A Daniela já na saída da nossa via, que veio da vertente do lado direito da foto. Aqui, conseguimos ter uma ideia do tamanho das cornijas formadas pelo vento.
Teríamos de atravessar uma boa parte da aresta para
escapulir pelo colo que existe entre os Gabietos e o Taillon.
Uma parte da travessia ainda me fez suar o cérebro “Não é nada
bom cortar a neve assim! Vá, vai com cuidado e pisa exactamente onde o Paulo
pisou, não cortes mais a neve...”. Mantínhamos a corda entre nós e foram
colocadas algumas protecções intermédias “Just in case!”

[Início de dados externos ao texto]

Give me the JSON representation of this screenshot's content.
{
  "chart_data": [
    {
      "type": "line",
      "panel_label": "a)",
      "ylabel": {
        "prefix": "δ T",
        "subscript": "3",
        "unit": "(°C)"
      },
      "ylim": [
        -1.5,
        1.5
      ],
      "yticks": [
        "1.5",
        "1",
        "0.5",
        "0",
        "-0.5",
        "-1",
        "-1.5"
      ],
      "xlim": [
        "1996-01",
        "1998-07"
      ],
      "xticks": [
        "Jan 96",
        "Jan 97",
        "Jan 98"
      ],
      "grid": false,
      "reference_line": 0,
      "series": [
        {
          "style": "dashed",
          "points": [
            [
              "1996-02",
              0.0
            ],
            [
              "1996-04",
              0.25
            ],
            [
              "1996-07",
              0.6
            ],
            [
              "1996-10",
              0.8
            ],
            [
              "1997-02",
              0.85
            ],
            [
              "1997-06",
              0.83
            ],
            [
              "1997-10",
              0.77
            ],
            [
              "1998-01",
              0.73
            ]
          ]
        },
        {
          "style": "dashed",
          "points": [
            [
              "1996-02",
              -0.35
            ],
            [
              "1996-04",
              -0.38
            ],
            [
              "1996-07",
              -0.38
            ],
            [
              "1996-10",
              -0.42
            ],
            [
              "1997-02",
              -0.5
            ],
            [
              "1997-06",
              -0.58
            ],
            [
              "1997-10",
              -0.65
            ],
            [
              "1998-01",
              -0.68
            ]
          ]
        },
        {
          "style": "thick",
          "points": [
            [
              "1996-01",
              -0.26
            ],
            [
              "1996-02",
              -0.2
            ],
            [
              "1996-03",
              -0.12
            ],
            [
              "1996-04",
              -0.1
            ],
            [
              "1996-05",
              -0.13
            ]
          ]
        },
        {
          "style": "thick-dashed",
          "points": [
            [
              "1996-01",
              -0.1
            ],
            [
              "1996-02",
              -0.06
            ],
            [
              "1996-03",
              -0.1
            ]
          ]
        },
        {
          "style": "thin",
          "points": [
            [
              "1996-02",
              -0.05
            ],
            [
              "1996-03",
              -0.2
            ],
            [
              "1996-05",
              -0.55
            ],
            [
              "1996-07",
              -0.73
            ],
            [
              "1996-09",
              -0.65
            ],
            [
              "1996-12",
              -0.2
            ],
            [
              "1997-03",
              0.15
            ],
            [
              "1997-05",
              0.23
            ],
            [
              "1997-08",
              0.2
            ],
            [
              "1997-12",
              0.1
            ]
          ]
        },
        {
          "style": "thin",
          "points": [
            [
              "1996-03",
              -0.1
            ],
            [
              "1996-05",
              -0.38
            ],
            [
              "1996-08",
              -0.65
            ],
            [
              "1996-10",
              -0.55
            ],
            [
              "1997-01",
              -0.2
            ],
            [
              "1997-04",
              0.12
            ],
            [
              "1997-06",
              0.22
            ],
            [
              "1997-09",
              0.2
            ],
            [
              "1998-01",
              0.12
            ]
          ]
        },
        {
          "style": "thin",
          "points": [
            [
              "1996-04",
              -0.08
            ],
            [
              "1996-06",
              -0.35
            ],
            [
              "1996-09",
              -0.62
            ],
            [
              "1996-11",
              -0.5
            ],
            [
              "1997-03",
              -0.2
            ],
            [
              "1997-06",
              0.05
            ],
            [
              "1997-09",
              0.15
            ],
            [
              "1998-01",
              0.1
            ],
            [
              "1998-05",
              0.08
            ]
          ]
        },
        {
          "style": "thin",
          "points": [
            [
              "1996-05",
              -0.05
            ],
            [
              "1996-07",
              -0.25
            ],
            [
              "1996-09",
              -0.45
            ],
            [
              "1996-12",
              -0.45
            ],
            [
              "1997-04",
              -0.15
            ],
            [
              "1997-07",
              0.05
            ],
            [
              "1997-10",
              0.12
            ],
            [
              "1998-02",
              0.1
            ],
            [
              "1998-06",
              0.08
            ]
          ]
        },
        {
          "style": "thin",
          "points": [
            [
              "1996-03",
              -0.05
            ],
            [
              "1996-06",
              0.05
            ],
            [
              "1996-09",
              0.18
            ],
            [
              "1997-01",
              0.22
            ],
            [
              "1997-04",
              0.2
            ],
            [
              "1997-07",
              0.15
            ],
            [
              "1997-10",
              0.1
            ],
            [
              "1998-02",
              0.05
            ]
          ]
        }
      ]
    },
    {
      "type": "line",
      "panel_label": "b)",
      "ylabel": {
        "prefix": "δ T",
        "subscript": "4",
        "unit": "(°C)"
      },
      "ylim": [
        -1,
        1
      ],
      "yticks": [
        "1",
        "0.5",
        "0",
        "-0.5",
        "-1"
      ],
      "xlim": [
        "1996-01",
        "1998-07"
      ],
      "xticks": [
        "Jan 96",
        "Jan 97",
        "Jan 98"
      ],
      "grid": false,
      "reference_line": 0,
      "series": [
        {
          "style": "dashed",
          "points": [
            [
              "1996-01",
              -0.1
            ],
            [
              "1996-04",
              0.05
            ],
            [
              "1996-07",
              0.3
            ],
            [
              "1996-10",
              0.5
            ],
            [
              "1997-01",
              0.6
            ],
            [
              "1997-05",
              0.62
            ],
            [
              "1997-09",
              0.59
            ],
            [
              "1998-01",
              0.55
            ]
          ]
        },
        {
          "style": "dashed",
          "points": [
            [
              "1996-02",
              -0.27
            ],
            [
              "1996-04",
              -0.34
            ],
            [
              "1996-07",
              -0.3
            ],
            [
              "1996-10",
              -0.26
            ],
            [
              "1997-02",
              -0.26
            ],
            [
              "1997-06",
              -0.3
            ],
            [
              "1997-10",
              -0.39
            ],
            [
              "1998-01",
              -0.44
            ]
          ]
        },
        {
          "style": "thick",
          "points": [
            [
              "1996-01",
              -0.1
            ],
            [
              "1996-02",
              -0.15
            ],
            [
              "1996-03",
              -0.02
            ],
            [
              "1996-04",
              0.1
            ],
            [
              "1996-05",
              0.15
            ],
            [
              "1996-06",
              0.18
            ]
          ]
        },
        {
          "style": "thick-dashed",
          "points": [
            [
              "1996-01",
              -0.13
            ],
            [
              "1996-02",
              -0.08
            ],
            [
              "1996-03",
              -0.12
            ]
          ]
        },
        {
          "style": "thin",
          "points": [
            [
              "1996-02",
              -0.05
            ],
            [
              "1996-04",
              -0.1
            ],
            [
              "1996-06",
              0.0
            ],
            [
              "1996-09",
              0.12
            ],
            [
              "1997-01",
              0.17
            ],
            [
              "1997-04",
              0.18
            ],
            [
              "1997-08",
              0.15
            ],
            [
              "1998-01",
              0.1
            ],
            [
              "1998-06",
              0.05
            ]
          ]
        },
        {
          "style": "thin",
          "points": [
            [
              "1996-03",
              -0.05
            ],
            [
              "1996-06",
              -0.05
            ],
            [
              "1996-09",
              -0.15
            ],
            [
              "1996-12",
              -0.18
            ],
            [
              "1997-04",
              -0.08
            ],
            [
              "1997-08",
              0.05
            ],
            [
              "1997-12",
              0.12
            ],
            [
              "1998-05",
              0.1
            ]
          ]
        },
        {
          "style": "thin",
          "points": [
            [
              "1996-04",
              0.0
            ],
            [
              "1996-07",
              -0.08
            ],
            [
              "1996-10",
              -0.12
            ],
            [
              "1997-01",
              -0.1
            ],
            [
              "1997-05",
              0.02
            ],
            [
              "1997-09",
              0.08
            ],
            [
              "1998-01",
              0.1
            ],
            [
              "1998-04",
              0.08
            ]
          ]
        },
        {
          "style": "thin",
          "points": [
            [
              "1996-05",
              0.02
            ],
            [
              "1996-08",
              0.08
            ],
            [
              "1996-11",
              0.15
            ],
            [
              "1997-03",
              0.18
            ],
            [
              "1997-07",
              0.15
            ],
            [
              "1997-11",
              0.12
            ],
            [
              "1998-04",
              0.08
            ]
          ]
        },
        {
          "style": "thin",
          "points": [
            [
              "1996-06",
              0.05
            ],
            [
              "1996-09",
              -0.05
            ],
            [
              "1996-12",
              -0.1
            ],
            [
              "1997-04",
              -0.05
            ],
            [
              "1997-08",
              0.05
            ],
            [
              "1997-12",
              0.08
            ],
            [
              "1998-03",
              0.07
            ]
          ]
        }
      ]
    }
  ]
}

Lá ao fundo, a face noroeste do Taillón.
A face norte do Taillón.
Horas depois, chegámos a terreno seguro. “UF!” Faltava
apenas o laaaaaargoooooo pateio de regresso ao carro.
Na descida, pudemos observar como o terreno se tinha
modificado ao longo daquelas horas. Os “Debris” de avalanches multiplicaram-se!

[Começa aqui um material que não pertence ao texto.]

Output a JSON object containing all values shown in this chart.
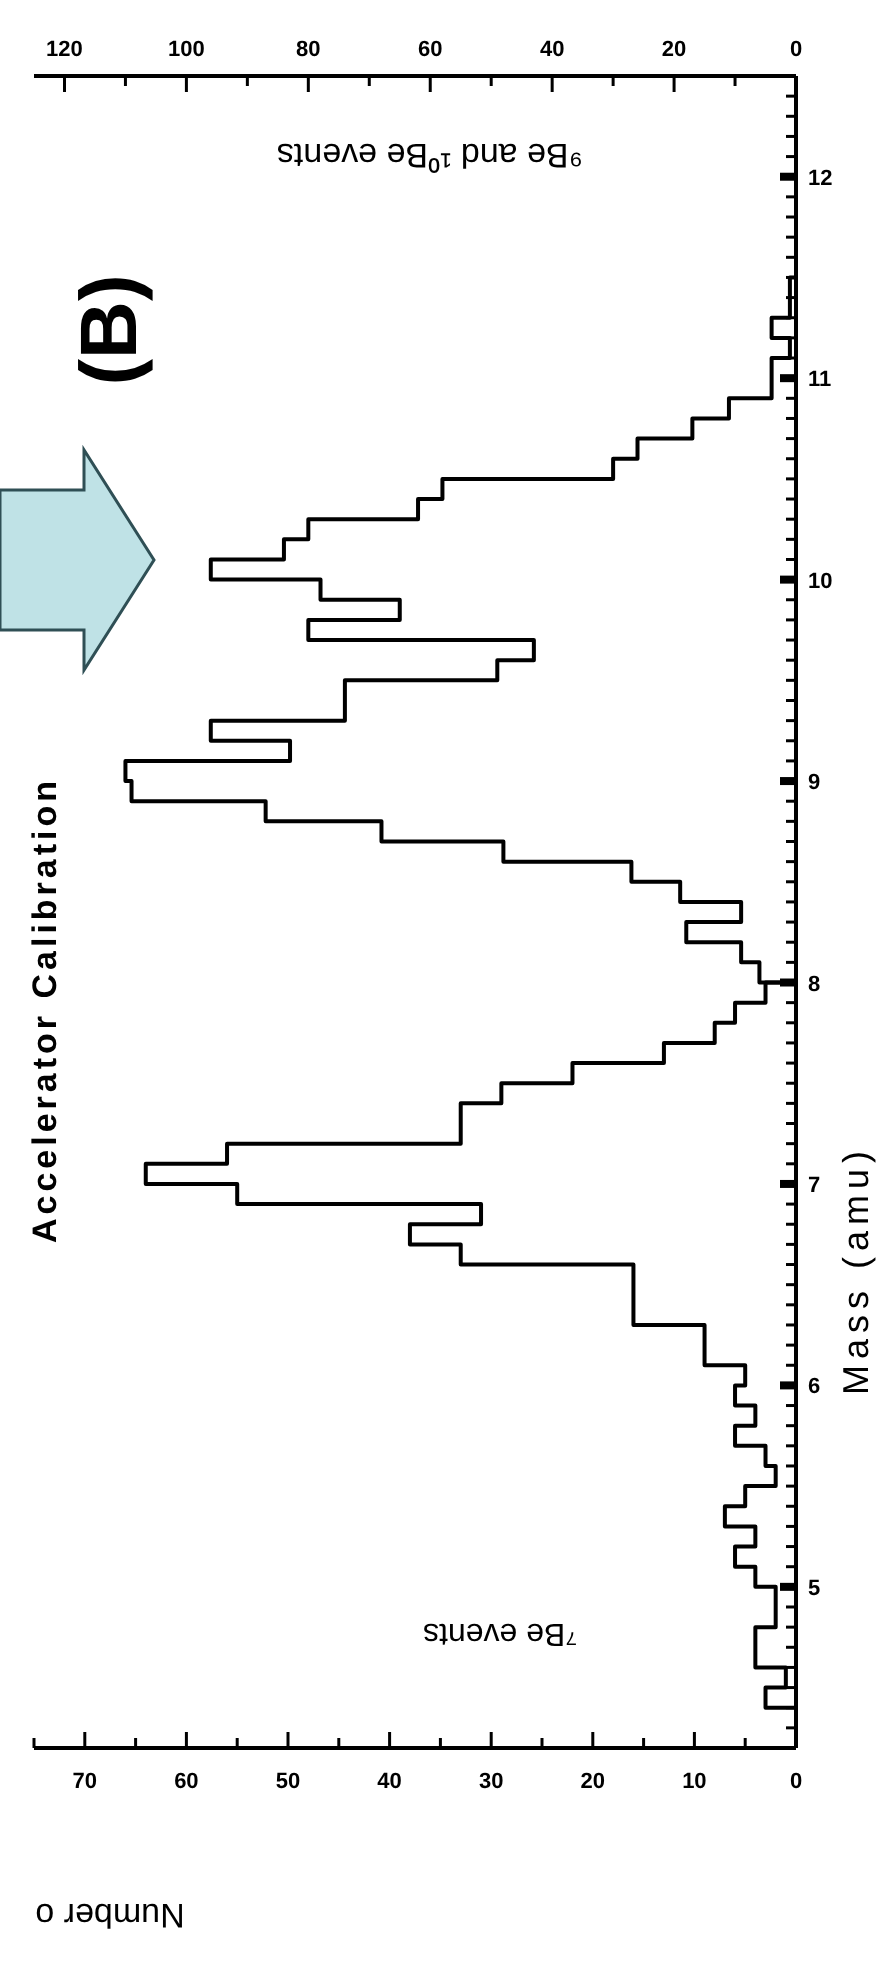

Nessa altura, tivemos a certeza que aquela tinha sido a última actividade da
época, assim nos despedíamos do excelente Inverno de 2013.
"Check! Vamos ás lecas!"
Como invariavelmente nos ocorre nestas situações e nesta
parte do mundo, o dia seguinte foi passado em Riglos!

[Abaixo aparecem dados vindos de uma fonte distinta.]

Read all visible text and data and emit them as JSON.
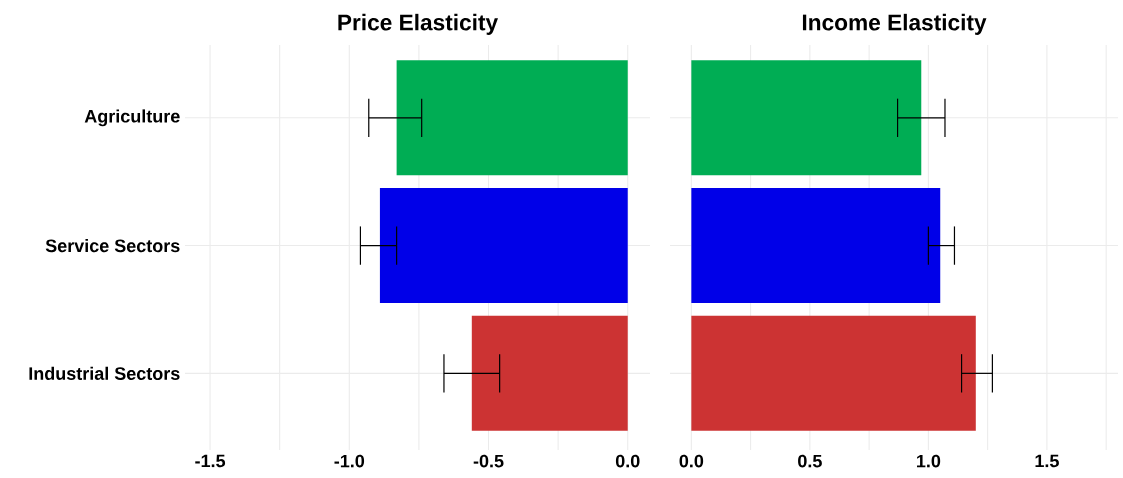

Passamos das temperaturas baixas para uns agradáveis 24º,
onde as cervejinhas numa esplanada virada aos famosos Mallos, nos sabiam a
néctar dos deuses!
Se escalámos?
Sim, uns singelos 4 lances, pois os pés inchados de 15h de actividade e
os dedos maçados de cerca de 3h de descida não toleraram o “(des)conforto” dos
pés de gato!
DanielaTeixeira
Os topos
1 Comment:
Parabens pela nova abertura! tem bom aspecto.
Bruno M.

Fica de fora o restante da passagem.